Can you please show me a step by step integration for

Find the solution for the differential equation :

3Cos^2(x) , y= Pi , x = Pi/2

Thank you !
• Apr 14th 2009, 01:25 AM
mr fantastic
Quote:

Originally Posted by ZaZu
Hey guys,

Can you please show me a step by step integration for

Find the solution for the differential equation :

3Cos^2(x) , y= Pi , x = Pi/2

Thank you !

Note that $\displaystyle \cos (2x) = \cos^2 x - \sin^2 x = 2 \cos^2 x - 1 \Rightarrow \cos^2 x = \frac{\cos (2x) + 1}{2}$.
• Apr 14th 2009, 01:42 AM
ZaZu
Thanks for the reply, but where did the Cos2(x) come from ?!
• Apr 14th 2009, 02:04 AM
mr fantastic
Quote:

Originally Posted by ZaZu
Thanks for the reply, but where did the Cos2(x) come from ?!

Are you familiar with the double angle formulae, specifically the fact that $\displaystyle \cos (2x) = \cos^2 x - \sin^2 x ?$ That was my starting point.
• Apr 14th 2009, 02:16 AM
ZaZu
Yes I do, but I dont understand how using that will affect my answer :S
• Apr 14th 2009, 02:24 AM
mr fantastic
Quote:

Originally Posted by ZaZu
Yes I do, but I dont understand how using that will affect my answer :S

For goodness sake!
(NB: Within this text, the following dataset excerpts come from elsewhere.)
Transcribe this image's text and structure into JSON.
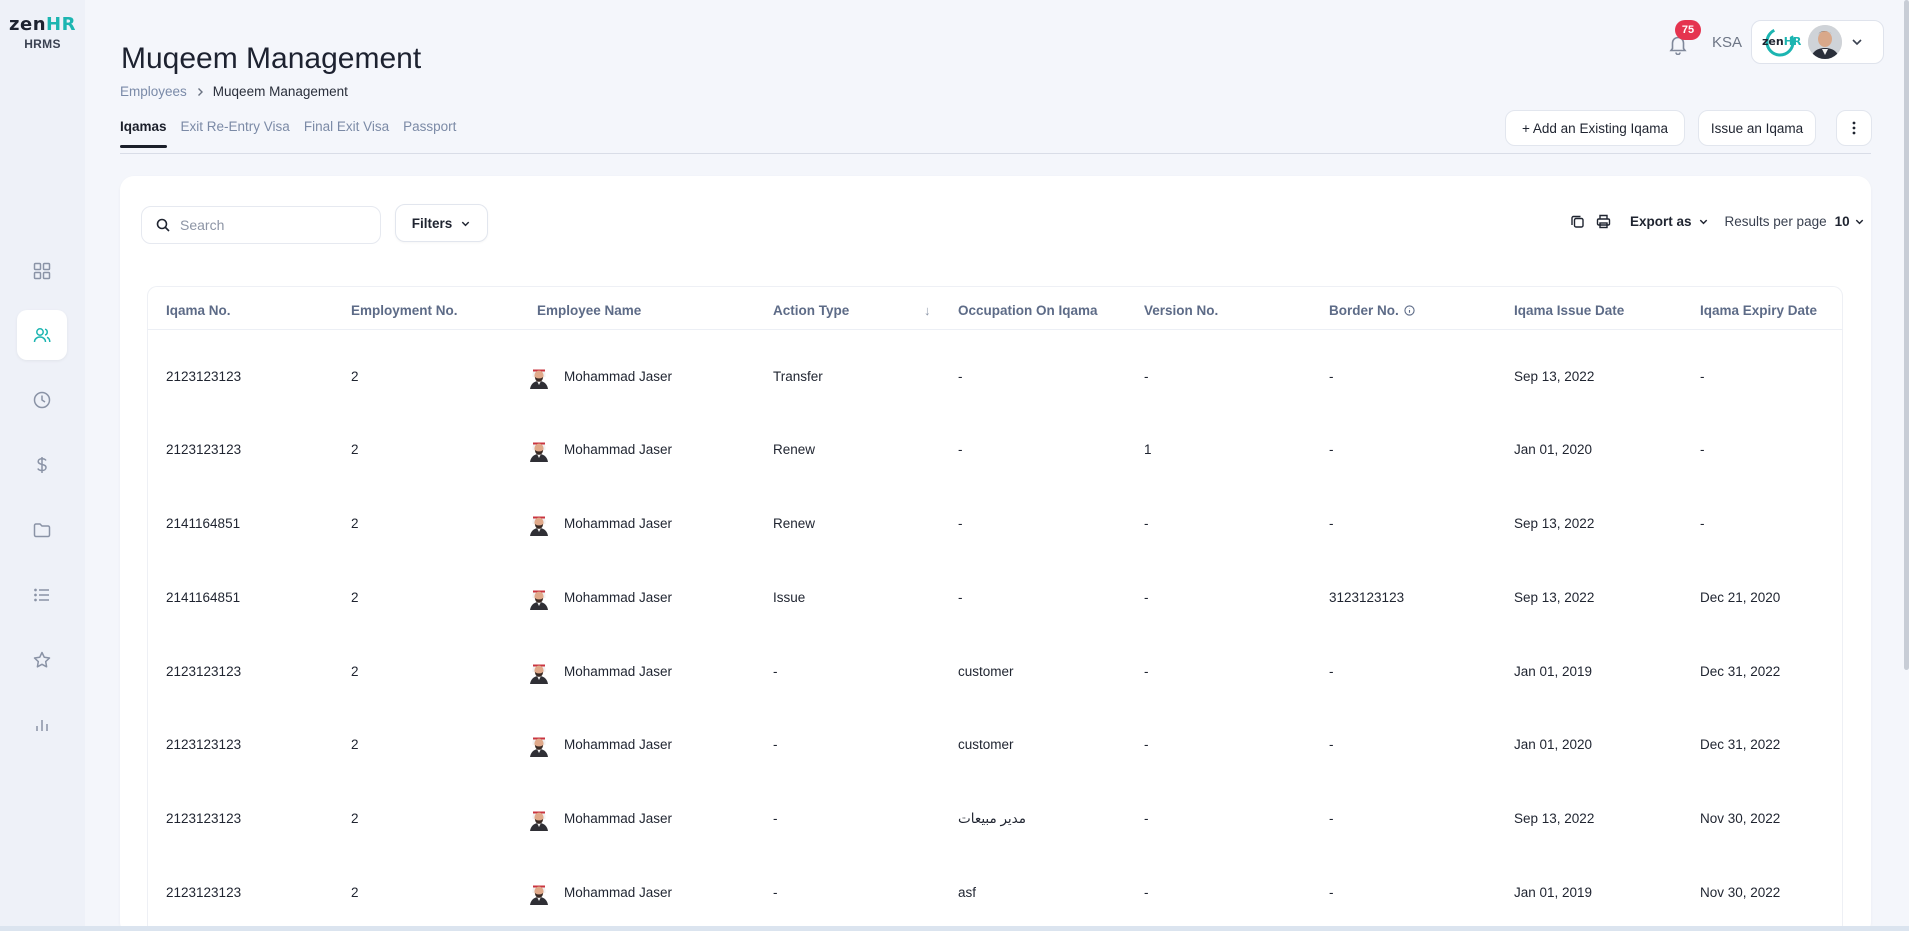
{
  "app": {
    "logo_main": "zen",
    "logo_accent": "HR",
    "logo_sub": "HRMS"
  },
  "colors": {
    "accent": "#1cb5b1",
    "badge": "#e5344f",
    "tab_active": "#1b1f2a",
    "header_text": "#5d6b87"
  },
  "sidebar": {
    "items": [
      {
        "name": "dashboard",
        "icon": "grid-icon",
        "active": false
      },
      {
        "name": "employees",
        "icon": "users-icon",
        "active": true
      },
      {
        "name": "attendance",
        "icon": "clock-icon",
        "active": false
      },
      {
        "name": "payroll",
        "icon": "dollar-icon",
        "active": false
      },
      {
        "name": "documents",
        "icon": "folder-icon",
        "active": false
      },
      {
        "name": "lists",
        "icon": "list-icon",
        "active": false
      },
      {
        "name": "performance",
        "icon": "star-icon",
        "active": false
      },
      {
        "name": "reports",
        "icon": "bar-chart-icon",
        "active": false
      }
    ]
  },
  "header": {
    "notifications_count": "75",
    "country": "KSA",
    "company_logo_main": "zen",
    "company_logo_accent": "HR"
  },
  "page": {
    "title": "Muqeem Management",
    "breadcrumb": [
      "Employees",
      "Muqeem Management"
    ]
  },
  "tabs": [
    {
      "label": "Iqamas",
      "active": true
    },
    {
      "label": "Exit Re-Entry Visa",
      "active": false
    },
    {
      "label": "Final Exit Visa",
      "active": false
    },
    {
      "label": "Passport",
      "active": false
    }
  ],
  "actions": {
    "add_existing": "+ Add an Existing Iqama",
    "issue": "Issue an Iqama"
  },
  "toolbar": {
    "search_placeholder": "Search",
    "filters_label": "Filters",
    "export_label": "Export as",
    "results_per_page_label": "Results per page",
    "results_per_page_value": "10"
  },
  "table": {
    "columns": [
      "Iqama No.",
      "Employment No.",
      "Employee Name",
      "Action Type",
      "Occupation On Iqama",
      "Version No.",
      "Border No.",
      "Iqama Issue Date",
      "Iqama Expiry Date"
    ],
    "rows": [
      [
        "2123123123",
        "2",
        "Mohammad Jaser",
        "Transfer",
        "-",
        "-",
        "-",
        "Sep 13, 2022",
        "-"
      ],
      [
        "2123123123",
        "2",
        "Mohammad Jaser",
        "Renew",
        "-",
        "1",
        "-",
        "Jan 01, 2020",
        "-"
      ],
      [
        "2141164851",
        "2",
        "Mohammad Jaser",
        "Renew",
        "-",
        "-",
        "-",
        "Sep 13, 2022",
        "-"
      ],
      [
        "2141164851",
        "2",
        "Mohammad Jaser",
        "Issue",
        "-",
        "-",
        "3123123123",
        "Sep 13, 2022",
        "Dec 21, 2020"
      ],
      [
        "2123123123",
        "2",
        "Mohammad Jaser",
        "-",
        "customer",
        "-",
        "-",
        "Jan 01, 2019",
        "Dec 31, 2022"
      ],
      [
        "2123123123",
        "2",
        "Mohammad Jaser",
        "-",
        "customer",
        "-",
        "-",
        "Jan 01, 2020",
        "Dec 31, 2022"
      ],
      [
        "2123123123",
        "2",
        "Mohammad Jaser",
        "-",
        "مدير مبيعات",
        "-",
        "-",
        "Sep 13, 2022",
        "Nov 30, 2022"
      ],
      [
        "2123123123",
        "2",
        "Mohammad Jaser",
        "-",
        "asf",
        "-",
        "-",
        "Jan 01, 2019",
        "Nov 30, 2022"
      ]
    ]
  }
}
I have shown you how to write $\displaystyle \cos^2 x$ in terms of things you should be able to integrate.

Do you know how to integrate $\displaystyle \frac{1}{2} (\cos (2x) + 1) ?$
• Apr 14th 2009, 02:37 AM
ZaZu
Is it 1/4 Sin2(x) + x ?
• Apr 14th 2009, 02:41 AM
mr fantastic
Quote:

Originally Posted by ZaZu
Is it 1/4 Sin2(x) + x ?

Only half right. You needed to realise that $\displaystyle \frac{1}{2} (\cos (2x) + 1) = \frac{1}{2} \cos (2x) + \frac{1}{2} \, ....$
• Apr 14th 2009, 02:44 AM
ZaZu
Oh sorry didnt realize the 1/2 is multiplied by the whole thing in brackets

So its 1/4 Sin2(x) + x/2
• Apr 14th 2009, 02:47 AM
mr fantastic
Quote:

Originally Posted by ZaZu
Oh sorry didnt realize the 1/2 is multiplied by the whole thing in brackets

So its 1/4 Sin2(x) + x/2

+ C.

And now your job is to find the value of C using the given data.
• Apr 14th 2009, 02:49 AM
ZaZu
Ohhhh okay got it

So its a rule that I should know, when I have an even power, I should double the angle to get an easier function right ???
• Apr 14th 2009, 03:35 AM
Showcase_22
ummm, sort of. You do have to use double angle formulae if that's what you mean.

Think of this:

$\displaystyle \int cos^4 \theta \ d \theta=\int (cos^2 \theta)^2 \ d \theta$

We already know that (i'll show how Mr F gets his answer since you've never seen it before):

$\displaystyle cos^2 \theta +sin^2 \theta=1$ and $\displaystyle cos^2 \theta - sin^2 \theta= cos 2\theta$.

We require an expression for $\displaystyle cos^2 \theta$.

$\displaystyle cos^2 \theta +sin^2 \theta=1 \Rightarrow \ sin^2 \theta = 1-cos^2 \theta$ from the first identity.

Putting this into the second identity gives:

$\displaystyle 2cos^2 \theta -1=cos 2 \theta \Rightarrow \ cos^2 \theta = \frac{cos 2 \theta +1}{2}$.

Going back to our original integral:

$\displaystyle \int cos^4 \theta \ d \theta=\int (cos^2 \theta)^2 \ d \theta = \ \int \left( \frac{cos 2 \theta +1}{2} \right)^2 d \theta$$\displaystyle =\frac{1}{4} \int (cos 2 \theta +1)^2 d \theta=\frac{1}{4} \int cos^2 2 \theta +2 cos 2 \theta +1 d \theta$.

The big problem now is the $\displaystyle cos^2 2 \theta$.

Looking at the integral you posted and what I have done here, can you finish this integral off?

(Hint: $\displaystyle cos^2 (2 \theta)+sin^2 (2 \theta)=1$ and $\displaystyle cos^2 (2 \theta)- sin^2 (2 \theta)=cos(4 \theta)$).
• Apr 14th 2009, 03:41 AM
ZaZu
Thanks, Ill get on with it and ill reply when im done :)